Une démocratie sans information ni débat
Publication : janvier 1989
Mise en ligne : 19 mai 2009
Le 8 mars 1987, à peine trois mois après
avoir atteint son régime de pleine puissance, la centrale nucléaire
européenne de démonstration SUPERPHENIX était le
siège d’une grave avarie : une fuite de sodium de la cuve du « barillet »,
l’élément central du système de chargement et déchargement
du combustible, un complexe de quinze mètres de hauteur et de
dix mètres de diamètre situé dans le bâtiment
réacteur. Cette fuite révélait par elle-même
deux choses inquiétantes : une qualification insuffisante du
matériau employé et de sa mise en oeuvre ; l’inefficacité
de la procédure de contrôle qualité. Pire, moins
d’un an après la catastrophe de Tchernobyl, il ne fallut pas
moins de trois semaines aux responsables de la centrale pour se rendre
à l’évidence cesser d’incriminer une défaillance
inexpliquée du détecteur et informer les Services de Sûreté
que le signal de fuite correspondait à la réalité !...
Des examens ont mis en évidence une fissuration généralisée
de cette cuve. Certaines des causes de cette fissuration généralisée,
dont l’étude est encore en cours, ne pourront être établies
avant plusieurs mois.
Ainsi, malgré l’ampleur des moyens consentis (26 milliards de
Francs actuels), la centrale SUPERPHENIX semble dépasser les
limites de la maîtrise technologique de ses constructeurs et la
complexité de sa conduite la vigilance de ses exploitants. En
tout état de cause la sûreté de l’installation n’apparaît
plus garantie.
Deux options se présentaient alors (hormis l’abandon du projet
qui, en la circonstance, signifierait celui de la filière surgénératrice
au plutonium) reconstruire un nouveau barillet ou changer de concept
pour les transferts de combustible. Jugée trop coûteuse,
trop longue, voire quasiment impossible à réaliser selon
les termes mêmes de l’exploitant, la première a été
rejetée. Une demande de redémarrage de l’installation
sans barillet a donc été déposée une première
fois en septembre 1987 (rejetée) et de nouveau en septembre 1988.
Des bruits courent que la dernière demande pourrait sous peu
recevoir une réponse favorable des autorités. S’il en
était ainsi, pour la première fois au monde une centrale
nucléaire fonctionnerait sans que l’on puisse accéder
à son combustible, tant il est vrai que l’adaptation du système
de chargement-déchargement ne serait achevée qu’au printemps
1991 et que même en cas d’urgence aucun moyen spécial ne
serait disponible avant la fin de l’année prochaine. Une autre
grande première serait d’avoir un chantier à l’oeuvre
dans un bâtiment réacteur sans interruption de l’exploitation.
Les Français sont tenus dans l’ignorance du dossier. Qu’en est-il
de l’état de la cuve principale, celle du réacteur lui-même ?
Quelles sont les incidences de l’abandon du barillet comme stockage
intermédiaire du combustible sur la sûreté ? Seules
des réponses partielles ont été rendues publiques ;
elles sont insuffisantes. Pourquoi ferions-nous une confiance aveugle
au dispositif d’expertise et de décision officiel, pour qui l’affaire
de SUPERPHENIX représente tout bien pesé un échec ?

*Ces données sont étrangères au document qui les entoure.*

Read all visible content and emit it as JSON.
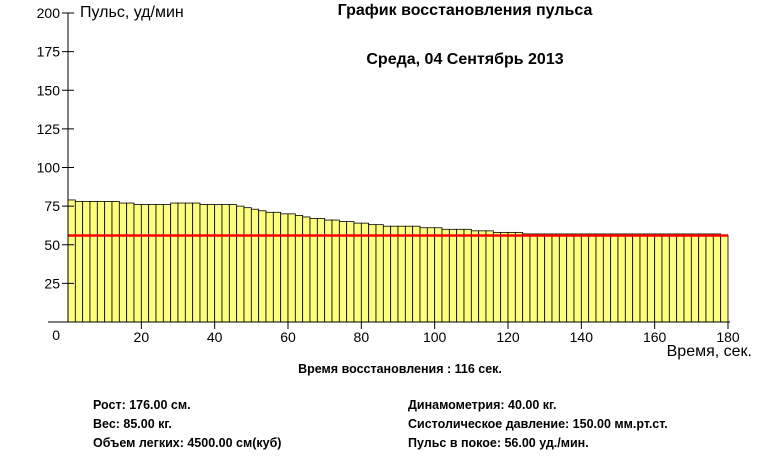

Nous, citoyens conscients et responsables, exigeons que toutes les informations
nécessaires à un examen complet de la sûreté
de SUPERPHENIX soient sans délai mise à la disposition
d’un groupe international de contre-experts dont nous avons reçu
le concours. Comme ce fut le cas dans le passé à propos
de grands projets nucléaires controversés -extension de
l’usine de retraitement de Windscale en GrandeBretagne, une usine équivalente
à Gorleben en RFA, les projets KBS de stockage de déchets
radio-actifs en Suède-, nous demandons que sur la base des informations
rendues publiques soit financé et rapidement mis sur pied un
débat contradictoire équilibré réunissant
des experts français et étrangers à propos de l’avenir
de la centrale européenne SUPERPHENIX.
Ceux qui nous gouvernent aujourd’hui s’étaient en 1980 solennellement
engagés à un tel débat. Le cours des choses a apporté
la preuve qu’ils auraient été bien inspirés de
respecter leur promesse dès 1981. Il n’est pas trop tard mais
il est grand temps. A la veille de fêter le bicentenaire de sa
fondation, la République Française se doit, à son
tour, de mettre de la démocratie dans les questions nucléaires.